With this convention, the corpus callosum appears mostly red, the arcuate fasciculus appears mostly green, and the corticospinal tract appears mostly blue.

Segmentation map and bin-specific maps

Once several component bins are defined, one can use the segmentation map to identify where components falling into each bin are located. In the case of the three default “thin”, "thick" and “big” bins, the segmentation map as unit intensity and color corresponding to the respective bin signal fractions as

$\text{[red, green, blue]} = \frac{1}{\mathrm{max}(f_\mathrm{thin},f_\mathrm{thick},f_\mathrm{big})} \, \frac{[f_\mathrm{thin}, f_\mathrm{thick}, f_\mathrm{big}]}{f_\mathrm{thin}+f_\mathrm{thick}+f_\mathrm{big}} \, .$

While the sum of signal fractions ensures the unit intensity of the segmentation map (in case outlier components fall out of the bin definitions), the maximum of signal fractions allows for smooth handling of heterogeneous voxels containing components belonging to distinct bins.
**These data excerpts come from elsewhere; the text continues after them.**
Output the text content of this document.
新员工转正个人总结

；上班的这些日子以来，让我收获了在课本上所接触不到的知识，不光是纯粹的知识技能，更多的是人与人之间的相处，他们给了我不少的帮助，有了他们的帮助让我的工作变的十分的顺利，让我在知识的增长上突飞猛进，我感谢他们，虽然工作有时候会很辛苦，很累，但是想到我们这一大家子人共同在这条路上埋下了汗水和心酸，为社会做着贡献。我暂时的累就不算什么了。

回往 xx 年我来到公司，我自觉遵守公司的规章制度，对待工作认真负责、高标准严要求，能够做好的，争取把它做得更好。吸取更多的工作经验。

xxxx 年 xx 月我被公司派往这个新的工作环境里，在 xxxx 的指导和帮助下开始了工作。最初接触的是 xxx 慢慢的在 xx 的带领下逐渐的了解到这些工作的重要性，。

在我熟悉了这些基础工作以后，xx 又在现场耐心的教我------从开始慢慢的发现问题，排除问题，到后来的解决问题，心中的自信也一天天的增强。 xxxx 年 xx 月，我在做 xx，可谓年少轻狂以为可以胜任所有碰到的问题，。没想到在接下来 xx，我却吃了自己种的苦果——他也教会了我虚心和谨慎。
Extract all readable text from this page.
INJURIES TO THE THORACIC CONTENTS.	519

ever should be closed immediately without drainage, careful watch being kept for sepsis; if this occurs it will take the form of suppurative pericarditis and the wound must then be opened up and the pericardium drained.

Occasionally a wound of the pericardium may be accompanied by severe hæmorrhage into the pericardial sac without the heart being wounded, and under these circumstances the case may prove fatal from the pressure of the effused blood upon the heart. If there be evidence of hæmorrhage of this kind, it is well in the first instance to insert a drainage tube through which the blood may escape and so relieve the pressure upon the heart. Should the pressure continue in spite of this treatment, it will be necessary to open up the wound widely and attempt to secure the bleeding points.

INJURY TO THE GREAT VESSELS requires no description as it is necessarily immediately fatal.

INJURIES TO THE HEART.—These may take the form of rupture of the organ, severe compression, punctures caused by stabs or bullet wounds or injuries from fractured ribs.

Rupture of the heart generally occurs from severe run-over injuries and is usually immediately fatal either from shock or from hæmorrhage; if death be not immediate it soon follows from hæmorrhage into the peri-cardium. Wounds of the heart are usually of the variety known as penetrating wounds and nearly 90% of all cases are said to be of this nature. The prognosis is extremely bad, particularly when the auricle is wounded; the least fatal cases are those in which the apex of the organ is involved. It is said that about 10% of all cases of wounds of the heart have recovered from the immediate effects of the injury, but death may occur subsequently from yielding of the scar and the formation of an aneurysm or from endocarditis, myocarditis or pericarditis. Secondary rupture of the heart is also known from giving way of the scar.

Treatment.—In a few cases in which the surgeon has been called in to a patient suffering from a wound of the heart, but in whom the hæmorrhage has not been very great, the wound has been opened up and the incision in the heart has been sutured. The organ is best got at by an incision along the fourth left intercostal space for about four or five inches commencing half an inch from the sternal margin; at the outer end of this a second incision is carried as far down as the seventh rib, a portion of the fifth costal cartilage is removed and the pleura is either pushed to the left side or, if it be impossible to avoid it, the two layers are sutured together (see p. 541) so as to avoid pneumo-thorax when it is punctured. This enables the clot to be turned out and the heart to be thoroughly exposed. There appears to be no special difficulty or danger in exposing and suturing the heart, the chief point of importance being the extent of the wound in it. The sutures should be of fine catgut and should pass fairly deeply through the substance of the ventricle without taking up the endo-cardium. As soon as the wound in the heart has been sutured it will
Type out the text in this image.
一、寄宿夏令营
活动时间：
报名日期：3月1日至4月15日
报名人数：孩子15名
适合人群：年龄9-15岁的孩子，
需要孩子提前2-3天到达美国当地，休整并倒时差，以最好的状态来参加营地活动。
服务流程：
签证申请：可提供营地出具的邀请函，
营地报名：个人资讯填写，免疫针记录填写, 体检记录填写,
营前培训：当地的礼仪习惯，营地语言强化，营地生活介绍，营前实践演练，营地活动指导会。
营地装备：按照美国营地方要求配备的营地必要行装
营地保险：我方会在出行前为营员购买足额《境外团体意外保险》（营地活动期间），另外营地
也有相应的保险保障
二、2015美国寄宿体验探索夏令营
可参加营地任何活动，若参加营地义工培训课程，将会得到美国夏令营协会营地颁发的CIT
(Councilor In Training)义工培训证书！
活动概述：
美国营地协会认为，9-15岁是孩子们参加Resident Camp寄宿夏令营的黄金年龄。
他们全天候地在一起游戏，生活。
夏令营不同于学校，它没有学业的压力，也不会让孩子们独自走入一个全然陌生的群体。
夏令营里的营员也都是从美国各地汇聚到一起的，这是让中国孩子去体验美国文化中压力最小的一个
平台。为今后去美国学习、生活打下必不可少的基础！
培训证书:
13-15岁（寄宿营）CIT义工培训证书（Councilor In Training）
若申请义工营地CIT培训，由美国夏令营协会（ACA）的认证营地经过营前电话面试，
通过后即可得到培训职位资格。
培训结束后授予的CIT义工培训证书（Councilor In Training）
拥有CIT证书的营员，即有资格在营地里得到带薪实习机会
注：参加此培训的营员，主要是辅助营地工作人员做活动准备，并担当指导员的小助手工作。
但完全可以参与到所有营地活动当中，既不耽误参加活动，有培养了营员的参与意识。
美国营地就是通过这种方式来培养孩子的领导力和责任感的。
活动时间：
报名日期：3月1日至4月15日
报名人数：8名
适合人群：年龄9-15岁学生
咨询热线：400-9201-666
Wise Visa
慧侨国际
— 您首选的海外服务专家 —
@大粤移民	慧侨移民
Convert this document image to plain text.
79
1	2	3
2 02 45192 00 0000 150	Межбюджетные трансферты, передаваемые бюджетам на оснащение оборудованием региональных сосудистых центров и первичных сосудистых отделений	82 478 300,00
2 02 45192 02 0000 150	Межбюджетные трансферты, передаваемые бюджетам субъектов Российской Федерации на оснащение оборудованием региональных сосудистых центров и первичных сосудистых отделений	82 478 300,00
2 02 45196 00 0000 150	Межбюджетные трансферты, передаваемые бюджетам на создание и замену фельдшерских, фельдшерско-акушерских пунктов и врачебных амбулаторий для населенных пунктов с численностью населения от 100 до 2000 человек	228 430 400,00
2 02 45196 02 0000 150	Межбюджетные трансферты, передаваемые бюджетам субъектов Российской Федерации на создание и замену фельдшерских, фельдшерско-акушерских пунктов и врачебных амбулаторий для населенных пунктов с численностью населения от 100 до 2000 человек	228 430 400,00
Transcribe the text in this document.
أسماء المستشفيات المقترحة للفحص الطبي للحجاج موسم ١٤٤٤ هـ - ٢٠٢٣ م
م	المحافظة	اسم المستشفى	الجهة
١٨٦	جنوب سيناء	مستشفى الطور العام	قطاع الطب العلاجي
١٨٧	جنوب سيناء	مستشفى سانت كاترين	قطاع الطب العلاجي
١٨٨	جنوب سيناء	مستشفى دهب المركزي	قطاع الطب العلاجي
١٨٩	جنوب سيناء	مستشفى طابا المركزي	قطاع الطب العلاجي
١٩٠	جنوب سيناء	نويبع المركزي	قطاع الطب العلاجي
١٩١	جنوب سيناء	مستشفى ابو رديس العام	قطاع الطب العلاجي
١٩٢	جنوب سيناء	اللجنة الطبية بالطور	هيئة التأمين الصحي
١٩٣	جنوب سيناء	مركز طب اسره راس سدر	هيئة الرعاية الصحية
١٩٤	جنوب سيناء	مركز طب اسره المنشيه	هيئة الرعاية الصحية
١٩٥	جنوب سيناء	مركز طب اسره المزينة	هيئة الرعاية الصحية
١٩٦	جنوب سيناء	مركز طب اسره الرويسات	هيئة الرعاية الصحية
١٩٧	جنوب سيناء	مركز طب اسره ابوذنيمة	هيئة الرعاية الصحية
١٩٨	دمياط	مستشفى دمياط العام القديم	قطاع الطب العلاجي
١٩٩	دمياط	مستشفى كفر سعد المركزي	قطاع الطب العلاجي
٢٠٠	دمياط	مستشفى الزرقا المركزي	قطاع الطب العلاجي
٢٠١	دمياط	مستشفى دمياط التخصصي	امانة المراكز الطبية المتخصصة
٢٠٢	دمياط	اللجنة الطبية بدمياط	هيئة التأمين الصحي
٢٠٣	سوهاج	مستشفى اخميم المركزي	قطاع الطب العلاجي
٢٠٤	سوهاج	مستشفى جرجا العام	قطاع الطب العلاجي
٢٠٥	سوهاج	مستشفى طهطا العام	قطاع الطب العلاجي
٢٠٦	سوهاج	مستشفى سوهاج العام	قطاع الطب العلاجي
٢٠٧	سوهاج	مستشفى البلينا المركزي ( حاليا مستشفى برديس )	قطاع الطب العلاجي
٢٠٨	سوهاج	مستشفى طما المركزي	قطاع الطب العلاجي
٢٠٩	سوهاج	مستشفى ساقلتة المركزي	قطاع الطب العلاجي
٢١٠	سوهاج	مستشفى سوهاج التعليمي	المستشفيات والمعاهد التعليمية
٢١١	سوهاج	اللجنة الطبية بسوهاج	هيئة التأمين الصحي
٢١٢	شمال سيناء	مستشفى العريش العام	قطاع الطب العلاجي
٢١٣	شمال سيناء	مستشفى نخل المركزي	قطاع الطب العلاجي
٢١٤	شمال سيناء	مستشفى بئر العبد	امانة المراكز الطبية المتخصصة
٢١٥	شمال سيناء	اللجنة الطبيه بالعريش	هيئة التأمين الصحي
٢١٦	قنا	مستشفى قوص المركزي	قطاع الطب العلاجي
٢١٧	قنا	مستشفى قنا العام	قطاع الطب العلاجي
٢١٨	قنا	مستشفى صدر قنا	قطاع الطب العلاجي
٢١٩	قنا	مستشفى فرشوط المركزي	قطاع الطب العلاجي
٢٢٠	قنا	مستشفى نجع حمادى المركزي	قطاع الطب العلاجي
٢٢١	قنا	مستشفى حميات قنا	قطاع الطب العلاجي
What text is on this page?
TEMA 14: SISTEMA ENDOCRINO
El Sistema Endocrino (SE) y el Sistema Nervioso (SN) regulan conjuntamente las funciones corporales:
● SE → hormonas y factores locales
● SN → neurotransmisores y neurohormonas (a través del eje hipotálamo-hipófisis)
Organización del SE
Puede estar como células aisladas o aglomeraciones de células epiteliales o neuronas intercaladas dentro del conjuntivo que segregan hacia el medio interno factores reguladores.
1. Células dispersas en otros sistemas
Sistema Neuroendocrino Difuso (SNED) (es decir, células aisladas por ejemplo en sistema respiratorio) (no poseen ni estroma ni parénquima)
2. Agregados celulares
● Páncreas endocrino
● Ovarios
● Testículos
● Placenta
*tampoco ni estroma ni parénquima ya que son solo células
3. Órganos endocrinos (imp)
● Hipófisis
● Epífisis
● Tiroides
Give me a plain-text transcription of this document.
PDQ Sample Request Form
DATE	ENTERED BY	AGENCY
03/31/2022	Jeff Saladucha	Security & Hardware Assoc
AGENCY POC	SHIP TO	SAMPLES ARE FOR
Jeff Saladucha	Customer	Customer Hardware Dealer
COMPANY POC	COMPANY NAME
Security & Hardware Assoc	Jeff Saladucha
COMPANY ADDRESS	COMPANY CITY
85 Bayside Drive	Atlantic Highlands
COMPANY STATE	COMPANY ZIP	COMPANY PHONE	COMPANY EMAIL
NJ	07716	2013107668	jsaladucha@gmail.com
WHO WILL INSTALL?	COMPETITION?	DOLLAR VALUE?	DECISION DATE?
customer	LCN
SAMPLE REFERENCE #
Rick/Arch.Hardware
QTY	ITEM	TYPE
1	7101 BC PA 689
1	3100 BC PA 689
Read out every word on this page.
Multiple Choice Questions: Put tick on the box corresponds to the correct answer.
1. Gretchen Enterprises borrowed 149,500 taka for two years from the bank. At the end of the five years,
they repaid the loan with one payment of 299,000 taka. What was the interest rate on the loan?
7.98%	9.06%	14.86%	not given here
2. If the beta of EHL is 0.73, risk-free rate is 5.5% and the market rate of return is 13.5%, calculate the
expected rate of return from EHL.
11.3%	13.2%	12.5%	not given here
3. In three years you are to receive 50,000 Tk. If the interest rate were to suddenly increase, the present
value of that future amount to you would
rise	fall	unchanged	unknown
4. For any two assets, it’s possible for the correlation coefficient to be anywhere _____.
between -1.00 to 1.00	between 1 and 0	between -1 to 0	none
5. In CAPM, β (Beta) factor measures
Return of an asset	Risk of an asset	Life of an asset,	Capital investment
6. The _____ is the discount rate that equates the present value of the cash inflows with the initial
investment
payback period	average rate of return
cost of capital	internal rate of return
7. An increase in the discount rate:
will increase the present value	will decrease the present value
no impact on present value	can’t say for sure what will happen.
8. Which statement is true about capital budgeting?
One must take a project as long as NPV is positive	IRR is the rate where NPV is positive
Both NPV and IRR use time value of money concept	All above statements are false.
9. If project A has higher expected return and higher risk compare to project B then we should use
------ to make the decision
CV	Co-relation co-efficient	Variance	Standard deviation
All aforementioned statistical descriptors can also be mapped within specific bins (e.g. as a thick-bin mean size map, $$\mathrm{E}[D_\mathrm{iso}]_\mathrm{thick}$$). While the intensity of such maps is given by the signal fraction of the components falling into a given bin (e.g. $$f_\mathrm{thick}$$), their color code for the value of the mapped statistical descriptors (e.g. $$\mathrm{E}[D_\mathrm{iso}]$$) computed within that bin. The corresponding colormap goes from blue to red with increasing statistical descriptor and is common to all three bins, enabling simple comparisons between bin-specific maps aasociated with the same statistical descriptor.